DOI: https://doi.org/10.15368/theses.2020.89
Available at: https://digitalcommons.calpoly.edu/theses/2205
Date of Award
9-2020
Degree Name
MS in Polymers and Coatings
Department/Program
Chemistry & Biochemistry
College
College of Science and Mathematics
Advisor
Erik Sapper
Advisor Department
Chemistry & Biochemistry
Advisor College
College of Science and Mathematics
Abstract
In the world of interior architectural paints, rheology, or the deformation and flow of a fluid, is one of the largest economic and development hurdles for paint formulators. To achieve maximum functionality, coverage, and economy of product, the rheology of the coating must be properly optimized, balancing performance while minimizing undesirable flow defects such as paint sagging or visible brush and roller marks; these visual imperfections are associated with the sag and leveling properties of the paint. Many researchers have attempted to develop a better understanding of sag and leveling, either by drawing correlations or through mathematical derivation; however, neither approach adequately predicts sag and leveling behavior.
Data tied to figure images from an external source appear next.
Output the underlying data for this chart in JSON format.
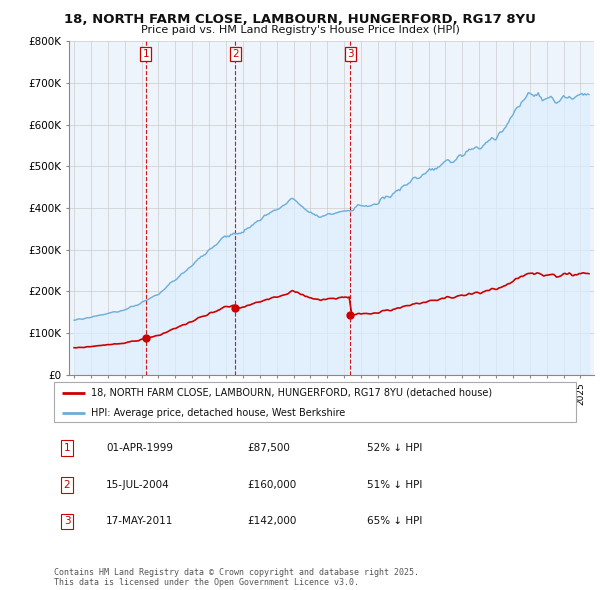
{
  "title": "18, NORTH FARM CLOSE, LAMBOURN, HUNGERFORD, RG17 8YU",
  "subtitle": "Price paid vs. HM Land Registry's House Price Index (HPI)",
  "ylim": [
    0,
    800000
  ],
  "yticks": [
    0,
    100000,
    200000,
    300000,
    400000,
    500000,
    600000,
    700000,
    800000
  ],
  "ytick_labels": [
    "£0",
    "£100K",
    "£200K",
    "£300K",
    "£400K",
    "£500K",
    "£600K",
    "£700K",
    "£800K"
  ],
  "hpi_color": "#6baed6",
  "hpi_fill_color": "#ddeeff",
  "price_color": "#cc0000",
  "vline_color": "#cc0000",
  "grid_color": "#cccccc",
  "background_color": "#ffffff",
  "chart_bg_color": "#eef4fb",
  "transactions": [
    {
      "date_num": 1999.25,
      "price": 87500,
      "label": "1"
    },
    {
      "date_num": 2004.54,
      "price": 160000,
      "label": "2"
    },
    {
      "date_num": 2011.37,
      "price": 142000,
      "label": "3"
    }
  ],
  "legend_entries": [
    "18, NORTH FARM CLOSE, LAMBOURN, HUNGERFORD, RG17 8YU (detached house)",
    "HPI: Average price, detached house, West Berkshire"
  ],
  "table_data": [
    {
      "num": "1",
      "date": "01-APR-1999",
      "price": "£87,500",
      "hpi": "52% ↓ HPI"
    },
    {
      "num": "2",
      "date": "15-JUL-2004",
      "price": "£160,000",
      "hpi": "51% ↓ HPI"
    },
    {
      "num": "3",
      "date": "17-MAY-2011",
      "price": "£142,000",
      "hpi": "65% ↓ HPI"
    }
  ],
  "footer": "Contains HM Land Registry data © Crown copyright and database right 2025.\nThis data is licensed under the Open Government Licence v3.0."
}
This provides the opportunity for machine learning to create a powerful model that utilizes formulation and rheological data and industry-standard tests to predict sag and leveling before the formulator creates the paint, reducing the resources necessary to optimize paint compared to a heuristic approach. Since little attention has been paid to the full rheological effects of sag and leveling, this approach also provides a first step in gaining new insight into the mechanisms behind this behavior.